Hi Barry,
Here is what I have:
1. The hpddm issues have been all solved (you can't see no more hpddm
failures here:
https://giref.ulaval.ca/~cmpgiref/petsc-main-debug/2021.03.29.02h00m02s_make_test.log)
2. For Hypre, I think it is indeed not a bug but a feature, as far as I
can see what has been told on the hypre discussion
list it is said "It still depends on the number of threads, that can’t
be avoided" (
https://github.com/hypre-space/hypre/issues/303#issuecomment-800442755 )
and here
https://www.researchgate.net/publication/220411740_Multigrid_Smoothers_for_Ultraparallel_Computing,
into section 7.3, we have some interesting informations, as:
Figure 7.6 clearly illustrates that convergence degrades with the
addition of threads for hybrid SGS;
....
The 3D sphere problem is the most extreme example because AMG-CG with
hybrid SGS no longer converges with the addition of threading.

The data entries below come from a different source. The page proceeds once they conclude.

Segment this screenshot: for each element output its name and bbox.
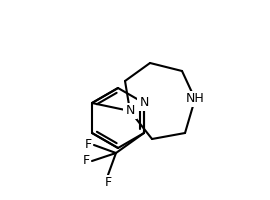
Text: NH: NH [186,92,204,106]
Text: F: F [104,176,112,190]
Text: F: F [82,154,90,168]
Text: N: N [125,104,135,117]
Text: F: F [85,138,92,152]
Text: N: N [139,97,149,110]
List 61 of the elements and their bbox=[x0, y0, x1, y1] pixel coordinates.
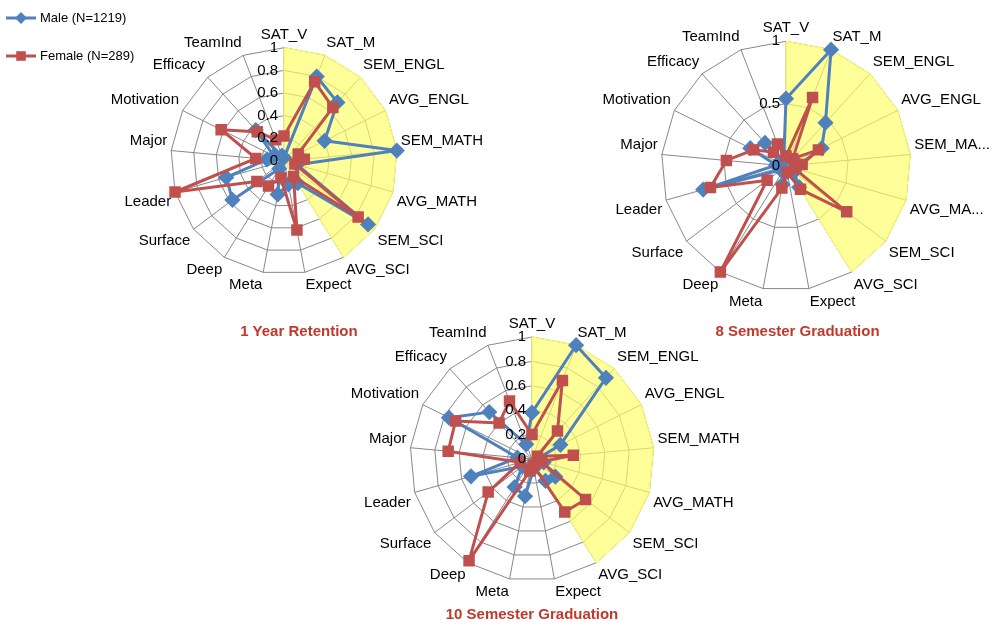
y-tick-label: 0 bbox=[771, 156, 780, 174]
spoke-label: TeamInd bbox=[681, 27, 740, 45]
spoke-label: SEM_SCI bbox=[888, 242, 955, 260]
spoke-label: SAT_M bbox=[326, 32, 376, 50]
y-tick-label: 0.8 bbox=[257, 60, 278, 78]
spoke-label: AVG_ENGL bbox=[901, 89, 981, 107]
spoke-label: Efficacy bbox=[152, 55, 206, 73]
spoke-label: SEM_SCI bbox=[377, 230, 444, 248]
spoke-label: AVG_MATH bbox=[653, 492, 734, 510]
spoke-label: Motivation bbox=[110, 89, 180, 107]
spoke-label: AVG_ENGL bbox=[644, 383, 725, 401]
spoke-label: Expect bbox=[555, 582, 602, 599]
spoke-label: Expect bbox=[809, 291, 857, 309]
text: 10 Semester Graduation bbox=[445, 605, 619, 623]
spoke-label: AVG_MA... bbox=[909, 200, 984, 218]
spoke-label: Deep bbox=[186, 259, 223, 277]
spoke-label: SAT_M bbox=[577, 322, 627, 340]
spoke-label: SEM_ENGL bbox=[872, 52, 955, 70]
spoke-label: Expect bbox=[305, 275, 353, 293]
spoke-label: Leader bbox=[124, 192, 172, 210]
spoke-label: AVG_ENGL bbox=[388, 89, 469, 107]
spoke-label: Efficacy bbox=[394, 347, 448, 365]
spoke-label: SEM_MA... bbox=[914, 135, 991, 153]
spoke-label: AVG_SCI bbox=[598, 565, 663, 583]
text: 1 Year Retention bbox=[240, 322, 358, 340]
spoke-label: AVG_SCI bbox=[345, 259, 410, 277]
legend-label: Female (N=289) bbox=[40, 47, 135, 63]
spoke-label: Meta bbox=[229, 275, 264, 293]
spoke-label: SEM_ENGL bbox=[363, 55, 445, 73]
spoke-label: TeamInd bbox=[184, 32, 242, 50]
spoke-label: SAT_V bbox=[260, 24, 308, 42]
y-tick-label: 0.5 bbox=[759, 93, 780, 111]
spoke-label: SEM_MATH bbox=[400, 131, 484, 149]
y-tick-label: 0.6 bbox=[505, 375, 526, 393]
spoke-label: Motivation bbox=[602, 89, 671, 107]
text: 8 Semester Graduation bbox=[715, 322, 880, 340]
spoke-label: Leader bbox=[364, 492, 411, 510]
spoke-label: Major bbox=[620, 135, 658, 153]
y-tick-label: 0.8 bbox=[505, 351, 526, 369]
spoke-label: AVG_SCI bbox=[853, 274, 918, 292]
legend-label: Male (N=1219) bbox=[40, 9, 127, 25]
spoke-label: Deep bbox=[429, 565, 466, 583]
spoke-label: Deep bbox=[682, 274, 719, 292]
spoke-label: Meta bbox=[728, 291, 763, 309]
spoke-label: Motivation bbox=[350, 383, 420, 401]
spoke-label: TeamInd bbox=[428, 322, 487, 340]
spoke-label: Meta bbox=[475, 582, 510, 599]
spoke-label: Surface bbox=[138, 230, 191, 248]
y-tick-label: 0.4 bbox=[257, 105, 278, 123]
spoke-label: SEM_MATH bbox=[657, 428, 740, 446]
spoke-label: AVG_MATH bbox=[396, 192, 478, 210]
spoke-label: Efficacy bbox=[647, 52, 700, 70]
spoke-label: Leader bbox=[615, 200, 663, 218]
spoke-label: SAT_M bbox=[832, 27, 882, 45]
spoke-label: SEM_SCI bbox=[632, 534, 699, 552]
y-tick-label: 0.6 bbox=[257, 83, 278, 101]
spoke-label: Surface bbox=[379, 534, 432, 552]
spoke-label: SEM_ENGL bbox=[616, 347, 699, 365]
spoke-label: Surface bbox=[631, 242, 684, 260]
spoke-label: Major bbox=[369, 428, 407, 446]
spoke-label: Major bbox=[129, 131, 168, 149]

but I might have misunderstood since I am not an expert for that...
3. For SuperLU_Dist, I have tried to build SuperLU_dist out of PETSc to
run the tests from superlu itself: sadly the bug is not showing up (see
https://github.com/xiaoyeli/superlu_dist/issues/69).
I would like to build a reproducer superlu_dist example from what is
done in the faulty test:
ksp_ksp_tutorials-ex5
that is buggy when called from PETSc: what bugs me, is that many other
PETSc tests are running fine with superlu_dist: maybe something is
uniquely done in ksp_ksp_tutorials-ex5 ?
So I think it worth digging into #3: the simple thing I have not yet
done is retreiving the stack when it fails (timeout).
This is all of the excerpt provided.